Around **~5.3 times faster** on Windows 10 (os.walk compared to Walk.iter).

#### Directory *linux-5.9* with

- 4711 directories
- 69973 files
- 1.08GB size and 1.23GB usage on disk

| Time [s] | Method                                                     |
| -------- | ---------------------------------------------------------- |
| 0.411    | os.walk (Python 3.10)                                      |
| 1.203    | os.walk (stat)                                             |
| 0.218    | scandir.Count()                                            |
| 0.278    | scandir.Count(return_type=ReturnType.Ext).collect()        |
| 0.227    | scandir_rs.Walk().collect()                                |
| 0.164    | scandir.Walk(return_type=scandir.ReturnType.Ext) (iter)    |
| 0.204    | scandir.Walk(return_type=scandir.ReturnType.Ext) (collect) |
| 0.350    | scandir.Scandir(return_type=ReturnType.Base).collect()     |
| 0.426    | scandir.Scandir(return_type=ReturnType.Ext).collect()      |

Around **~2.5 times faster** on Linux (os.walk compared to Walk.iter).

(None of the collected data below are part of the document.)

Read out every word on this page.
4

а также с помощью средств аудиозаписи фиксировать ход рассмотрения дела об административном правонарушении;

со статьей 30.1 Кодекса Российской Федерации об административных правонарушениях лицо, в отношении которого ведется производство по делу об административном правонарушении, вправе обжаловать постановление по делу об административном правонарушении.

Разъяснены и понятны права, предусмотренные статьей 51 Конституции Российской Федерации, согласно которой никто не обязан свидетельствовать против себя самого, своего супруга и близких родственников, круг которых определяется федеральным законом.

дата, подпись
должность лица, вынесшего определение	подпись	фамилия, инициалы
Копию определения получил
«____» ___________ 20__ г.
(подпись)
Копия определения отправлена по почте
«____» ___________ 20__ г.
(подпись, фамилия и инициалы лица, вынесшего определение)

| Time [s] | Method                                                     |
| -------- | ---------------------------------------------------------- |
| 1.998    | os.walk (Python 3.10)                                      |
| 14.875   | os.walk (stat)                                             |
| 0.278    | scandir.Count()                                            |
| 2.114    | scandir.Count(return_type=ReturnType.Ext).collect()        |
| 0.464    | scandir_rs.Walk().collect()                                |
| 0.313    | scandir.Walk(return_type=scandir.ReturnType.Ext) (iter)    |
| 0.455    | scandir.Walk(return_type=scandir.ReturnType.Ext) (collect) |
| 0.624    | scandir.Scandir(return_type=ReturnType.Base).collect()     |
| 2.409    | scandir.Scandir(return_type=ReturnType.Ext).collect()      |

Around **~6.4 times faster** on Windows 10 (os.walk compared to Walk.iter).